Here are some of the most common injuries that happen to cyclists:
This is one of the most common cycling related injuries. If you are riding on a long distance charity challenge, you will be on your bike for a long time and your knee joints will suffer from overuse. You will fasten your feet to the bike pedals with cleats, but if your legs and knees are not positioned in the correct way it can result in sharp pain in the knees that will not go away.
In order to avoid this injury it is very important to position your cleats in the right way. Take a look at a guide for the right positioning when riding a bike – which will also help you to make your pedal strokes more powerful as well as allowing you to avoid injury.
AC Joint Sprain
The AC Joint is one part of the shoulder complex and it consists of the collar bone joining to the front of the shoulder blade, which is held together with strong ligaments. When you have an AC join sprain it can cause damage to these stabilizing ligaments. This damage can be caused by a large force, such as a fall or riding over an obstacle such as a pothole. This is because your elbows and wrists are often locked in position when holding the handlebars and when a significant force is applied the forces will be transferred up to the shoulder joint.

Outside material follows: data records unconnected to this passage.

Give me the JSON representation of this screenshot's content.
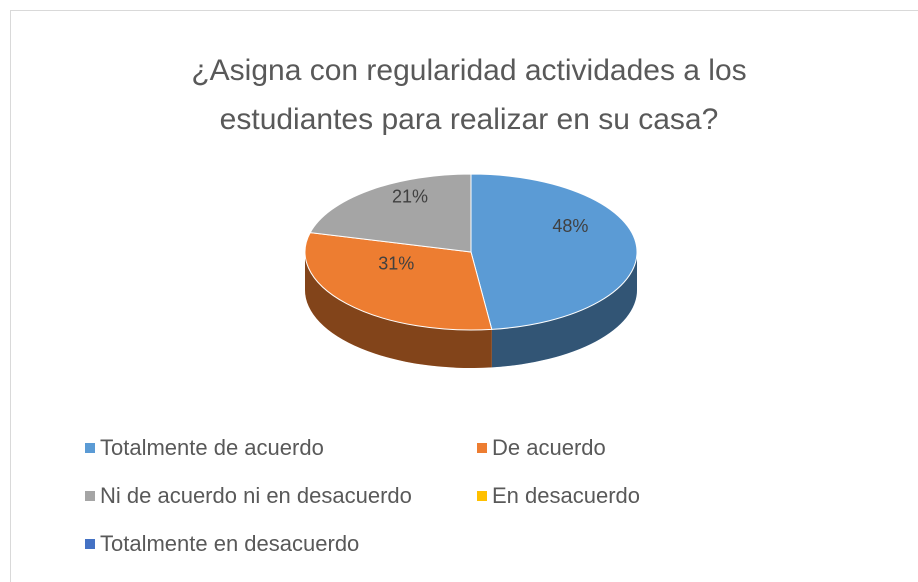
{
  "chart_data": {
    "type": "pie",
    "title": "¿Asigna con regularidad actividades a los estudiantes para realizar en su casa?",
    "categories": [
      "Totalmente de acuerdo",
      "De acuerdo",
      "Ni de acuerdo ni en desacuerdo",
      "En desacuerdo",
      "Totalmente en desacuerdo"
    ],
    "values": [
      48,
      31,
      21,
      0,
      0
    ],
    "value_labels": [
      "48%",
      "31%",
      "21%",
      null,
      null
    ],
    "colors": [
      "#5b9bd5",
      "#ed7d31",
      "#a5a5a5",
      "#ffc000",
      "#4472c4"
    ],
    "legend": "bottom"
  }
}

If you are riding over large ruts and bumps in the road make sure that you keep your elbows bent as a shock absorber.
Lower Back Pain
The repeated and prolonged position of cycling with hunched shoulders means that you will experience stress and strain all throughout your spine. Back pain can be avoided by having your bike set up so that you can avoid over reaching and hunching over. Make sure that you have a bike that is the right size for your body. Also, make sure that you warm up before jumping on your bike, as cycling involves the lower limbs as well as the spine. When you are fit and limber and you have stretched before your ride you will be less likely to experience strain.
ITB stands for the Iliotibial Band and this part of the knee is especially prone to injury in cyclists. It is often caused by the repeated bending and straightening of the knee. The band runs from your hip to the outside of your knee and the repetitive motion of pedaling the bike can cause it to become sore and irritated.
The prevention of any ITB issues is also down to the setup of your bike. If your saddle height is too high, your knee will over-straighten. If it is too low the knee will over bend. Ideally, the frame should have at least 1-2 inches of clearance from the crotch all the way up to the top of the frame. When you are setting up your saddle height it should allow for a small knee bend when the pedal of the bike reaches the bottom of the revolution.
These are just a few of the common injuries that occur when you are cycling. It is important to make sure that you are riding in the correct position and that you are stretched and warmed up before you go on a long distance cycling journey or other UK charity challenges, so that you can avoid any injuries, muscle strain and other issues and complete the ride happily and healthily.